Today, however, we can see that the worst-case scenarios imagined in 2008 did not transpire. (Re)insurers did lose a considerable amount of capital — 18 percent to 20 percent, as measured by the Guy Carpenter Global Reinsurance Composite — but, aside from a few casualties, the stability of the industry was never truly threatened.
We’ve seen double digit rate increases in Financial Institution (FI), Professional Indemnity (PI), Directors & Officers (D&O), Surety/Trade Credit, and Political Risk, but rates have remained relatively stable in other lines of business. The rate increases occurred mainly because of poor loss experiences in specific lines, though a reinsurance capacity crunch may also be a contributing factor.

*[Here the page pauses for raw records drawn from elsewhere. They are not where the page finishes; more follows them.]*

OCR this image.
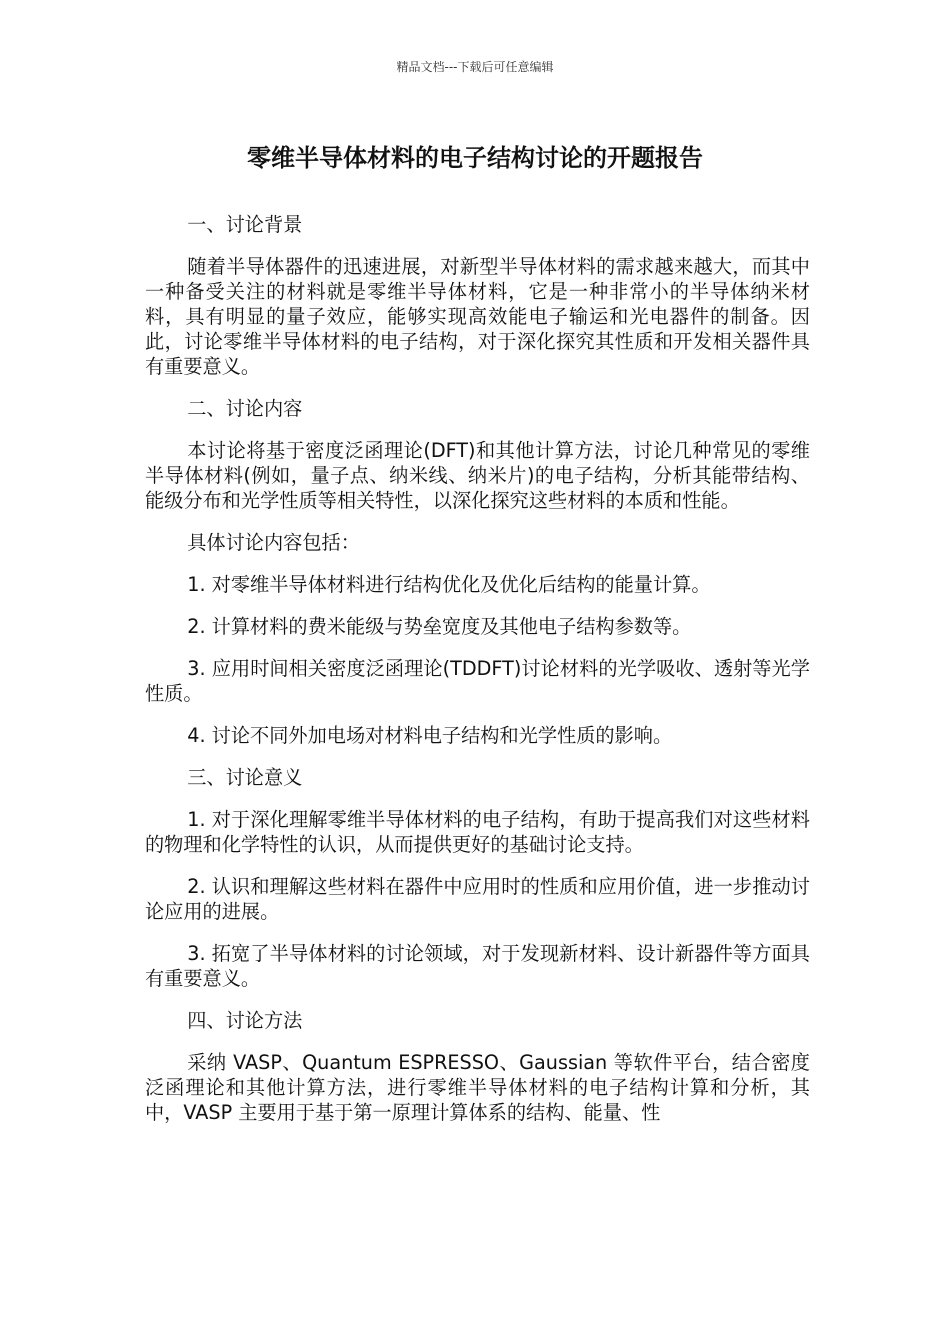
精品文档---下载后可任意编辑
零维半导体材料的电子结构讨论的开题报告

一、讨论背景

随着半导体器件的迅速进展，对新型半导体材料的需求越来越大，而其中一种备受关注的材料就是零维半导体材料，它是一种非常小的半导体纳米材料，具有明显的量子效应，能够实现高效能电子输运和光电器件的制备。因此，讨论零维半导体材料的电子结构，对于深化探究其性质和开发相关器件具有重要意义。

二、讨论内容

本讨论将基于密度泛函理论(DFT)和其他计算方法，讨论几种常见的零维半导体材料(例如，量子点、纳米线、纳米片)的电子结构，分析其能带结构、能级分布和光学性质等相关特性，以深化探究这些材料的本质和性能。

具体讨论内容包括：

1. 对零维半导体材料进行结构优化及优化后结构的能量计算。

2. 计算材料的费米能级与势垒宽度及其他电子结构参数等。

3. 应用时间相关密度泛函理论(TDDFT)讨论材料的光学吸收、透射等光学性质。

4. 讨论不同外加电场对材料电子结构和光学性质的影响。

三、讨论意义

1. 对于深化理解零维半导体材料的电子结构，有助于提高我们对这些材料的物理和化学特性的认识，从而提供更好的基础讨论支持。

2. 认识和理解这些材料在器件中应用时的性质和应用价值，进一步推动讨论应用的进展。

3. 拓宽了半导体材料的讨论领域，对于发现新材料、设计新器件等方面具有重要意义。

四、讨论方法

采纳 VASP、Quantum ESPRESSO、Gaussian 等软件平台，结合密度泛函理论和其他计算方法，进行零维半导体材料的电子结构计算和分析，其中，VASP 主要用于基于第一原理计算体系的结构、能量、性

In Europe, we’ve seen several major reinsurers withdraw or cut back significantly on financial lines (D&O and PI) liability treaties. The timing of this is surprising in some cases, as most of these treaties are on a risks-attaching basis — i.e., these reinsurers are left with paying the claims of 2007 and 2008 but receiving none of the upside of rate increases and tightening of terms seen in this year (and probably in 2010). Granted, most of the relationships abandoned had been long-standing, and reinsurers and insurers alike had benefited from years of profitable results. Nonetheless, the withdrawal of these major reinsurers has had an impact on the amount of capacity available. This “reinsurance capacity crunch” has led to insurers finding themselves with larger net retained lines which, in turn, should result in smaller overall lines offered by insurers on given risks compared to recent years.

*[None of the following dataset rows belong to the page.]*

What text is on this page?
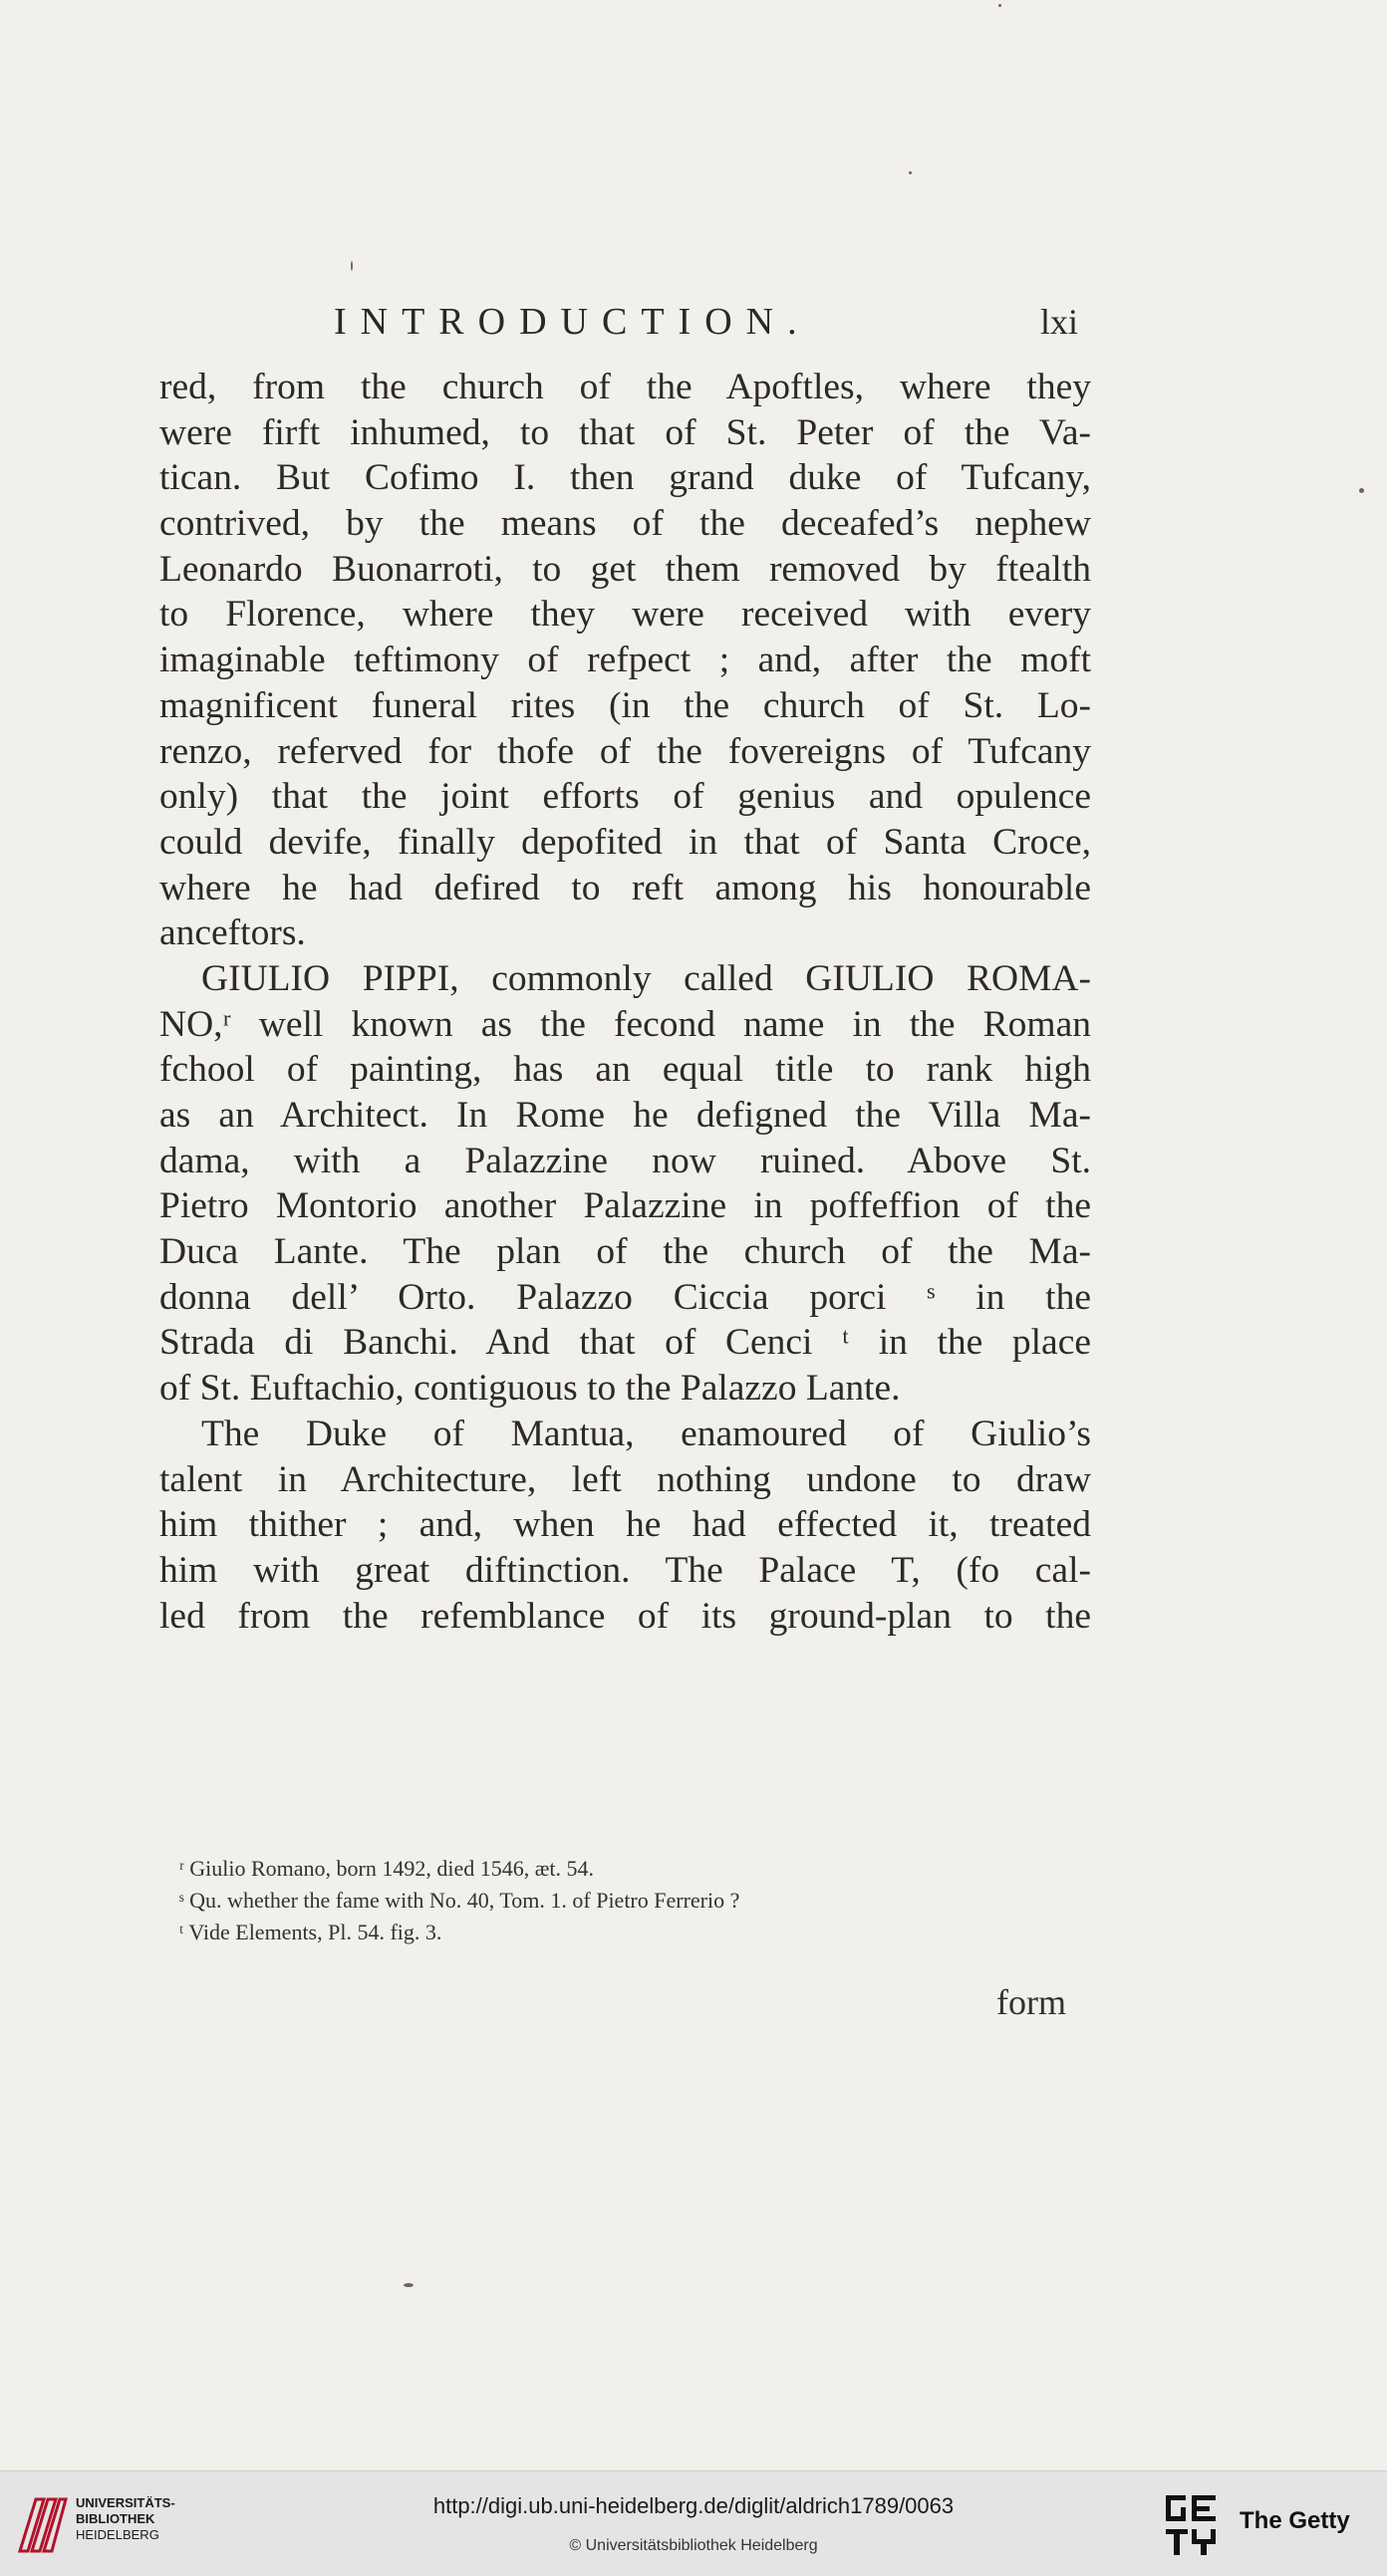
INTRODUCTION.	lxi
red, from the church of the Apoftles, where they
were firft inhumed, to that of St. Peter of the Va-
tican. But Cofimo I. then grand duke of Tufcany,
contrived, by the means of the deceafed’s nephew
Leonardo Buonarroti, to get them removed by ftealth
to Florence, where they were received with every
imaginable teftimony of refpect ; and, after the moft
magnificent funeral rites (in the church of St. Lo-
renzo, referved for thofe of the fovereigns of Tufcany
only) that the joint efforts of genius and opulence
could devife, finally depofited in that of Santa Croce,
where he had defired to reft among his honourable
anceftors.
GIULIO PIPPI, commonly called GIULIO ROMA-
NO,ʳ well known as the fecond name in the Roman
fchool of painting, has an equal title to rank high
as an Architect. In Rome he defigned the Villa Ma-
dama, with a Palazzine now ruined. Above St.
Pietro Montorio another Palazzine in poffeffion of the
Duca Lante. The plan of the church of the Ma-
donna dell’ Orto. Palazzo Ciccia porci ˢ in the
Strada di Banchi. And that of Cenci ᵗ in the place
of St. Euftachio, contiguous to the Palazzo Lante.
The Duke of Mantua, enamoured of Giulio’s
talent in Architecture, left nothing undone to draw
him thither ; and, when he had effected it, treated
him with great diftinction. The Palace T, (fo cal-
led from the refemblance of its ground-plan to the
ʳ Giulio Romano, born 1492, died 1546, æt. 54.
ˢ Qu. whether the fame with No. 40, Tom. 1. of Pietro Ferrerio ?
ᵗ Vide Elements, Pl. 54. fig. 3.
form
UNIVERSITÄTS-
BIBLIOTHEK
HEIDELBERG
http://digi.ub.uni-heidelberg.de/diglit/aldrich1789/0063
© Universitätsbibliothek Heidelberg
The Getty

Countering this “downsizing” is the emergence of new carriers looking to take advantage of the anticipated sellers’ market. Underwriters from established market leaders who have been weakened financially due to their involvement with mortgage-backed securities, have sought greener pastures and are now employed by these new carriers. Once again, the reinsurance capacity crunch has kept available line sizes in check. However, the emergence of these new markets may also be slowing the market’s turn through the simple economic principle of supply and demand.
The lack of claims outside FI and Trade lines has delayed a substantial increase in pricing for European carriers. Average incurred loss ratios for Commercial D&O, Commercial PI, and General Liability (GL) has been far below expectations in Europe since 2002. But, will this trend of relatively benign claims activity in these lines of business continue?
Some economic indicators seem to point toward an increase in claims frequency. Foremost among these are the increase in expected corporate insolvencies. Traditionally, insolvencies have driven D&O claims. So the indication is that the insurance industry should experience an increase in D&O claims in 2009 and 2010. Additionally, we expect that many of these insolvencies would be in the small-to medium-sized enterprises segment of the business, which has historically been profitable. On the PI side, advisors are often brought into lawsuits when the companies they were advising become insolvent.
Insolvencies are just one economic indicator that more claims are on the horizon. It is commonly thought that people are more likely to sue in poor economic times. As unemployment rates rise, people may try to use recent changes in employment law to sue their former employers for wrongful termination. In certain situations, indemnity may not result from the claims, but significant legal expenses will still need to be paid.
Reinsurers have cited the potential for increased claims notices given the economic climate during the 2009 renewals, and concerns have arisen for January 1, 2010, as well. Pushes for significant rate increases and tighter terms have been delayed, though, as profitability in recent years and a clear lack of claims activity made it difficult for reinsurers to justify what they sought. As we approach the next renewal, both insurers and reinsurers are wondering if the claims lag has finally caught up. If so, the reinsurers will want their due.